Et cinquante médecins se sont avancés.
— Je recherche un médecin qui a fait ses études dans une université allemande, qui connaît parfaitement l’anatomie pathologique et la médecine légale…
Un silence, une hésitation, et puis :
— Faites bien attention car il faut être à la hauteur de la tâche, sans cela !
Miklos Nyiszli interprète très bien la traduction du « sans cela » de Mengele. Il sort des rangs.
J’imagine facilement les regards échangés entre les deux hommes. Un contrat vers l’inconnu signé par un pas, un tremblement de la paupière, une décision qui prolonge la vie du médecin juif.
— Vous savez, dit Mengele en le faisant monter dans sa voiture, ce n’est pas un sanatorium où je vous emmène mais vous vivrez dans des conditions pas trop mauvaises.

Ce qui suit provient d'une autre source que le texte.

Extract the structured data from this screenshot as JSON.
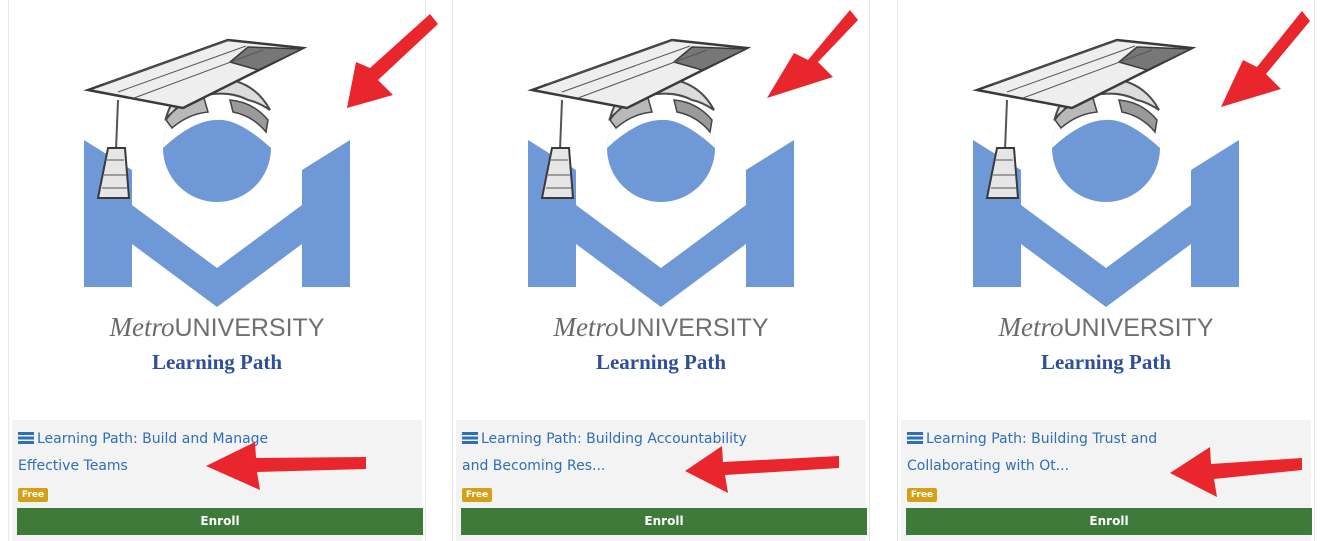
{
  "courses": [
    {
      "brand_metro": "Metro",
      "brand_university": "UNIVERSITY",
      "brand_subtitle": "Learning Path",
      "title_line1": "Learning Path: Build and Manage",
      "title_line2": "Effective Teams",
      "badge": "Free",
      "enroll_label": "Enroll"
    },
    {
      "brand_metro": "Metro",
      "brand_university": "UNIVERSITY",
      "brand_subtitle": "Learning Path",
      "title_line1": "Learning Path: Building Accountability",
      "title_line2": "and Becoming Res...",
      "badge": "Free",
      "enroll_label": "Enroll"
    },
    {
      "brand_metro": "Metro",
      "brand_university": "UNIVERSITY",
      "brand_subtitle": "Learning Path",
      "title_line1": "Learning Path: Building Trust and",
      "title_line2": "Collaborating with Ot...",
      "badge": "Free",
      "enroll_label": "Enroll"
    }
  ],
  "colors": {
    "logo_blue": "#6f98d6",
    "title_link": "#2e6fb5",
    "badge": "#d4a017",
    "enroll_button": "#3e7a3a",
    "annotation_arrow": "#e8262b"
  },
  "icons": {
    "title_prefix": "list-icon",
    "logo": "graduation-cap-logo"
  }
}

La portée blindée qui ferme l’enceinte des crématoires s’est entrouverte. Ici ne pénètrent que les condamnés à mort. Chacun le sait. Les « Sonderkommando », ces morts vivants ont une existence moyenne de cent jours. Ils sont la hache et le bûcher. Ils préparent les douches ; lorsque les petits cristaux bleutés de Cyclon B ont développé leur nuage dans les canalisations et que le gaz a rongé le dernier souffle de vie, ils nettoient au jet cette pyramide de cadavres ; les chauffeurs n’ont plus qu’à charger les gueules béantes des fours, la cheminée à cracher ses volutes goudronnées, le camp à oublier qu’une vague nouvelle s’est dispersée dans le ciel. Alors, et alors seulement, le Sonderkommando peut se rouler dans le luxe et l’alcool. Les chambrées ont des airs de Trianons. Débauche de soies et de porcelaines, de mets choisis, de lectures interdites… Pour oublier la fin des autres, pour oublier leur propre fin marquée d’une croix noire sur le calendrier du chef de camp. On liquide les fossoyeurs pour qu’ils ne parlent pas ; même les SS gardiens n’échapperont pas à la conspiration du silence. Qu’importe si ces fantômes se pavanent ou se parent des dépouilles de leurs victimes, ils n’ont jamais existé. Et aujourd’hui dans sa chambre de vivisection, Miklos Nyiszli est leur frère avant de devenir la main de Mengele.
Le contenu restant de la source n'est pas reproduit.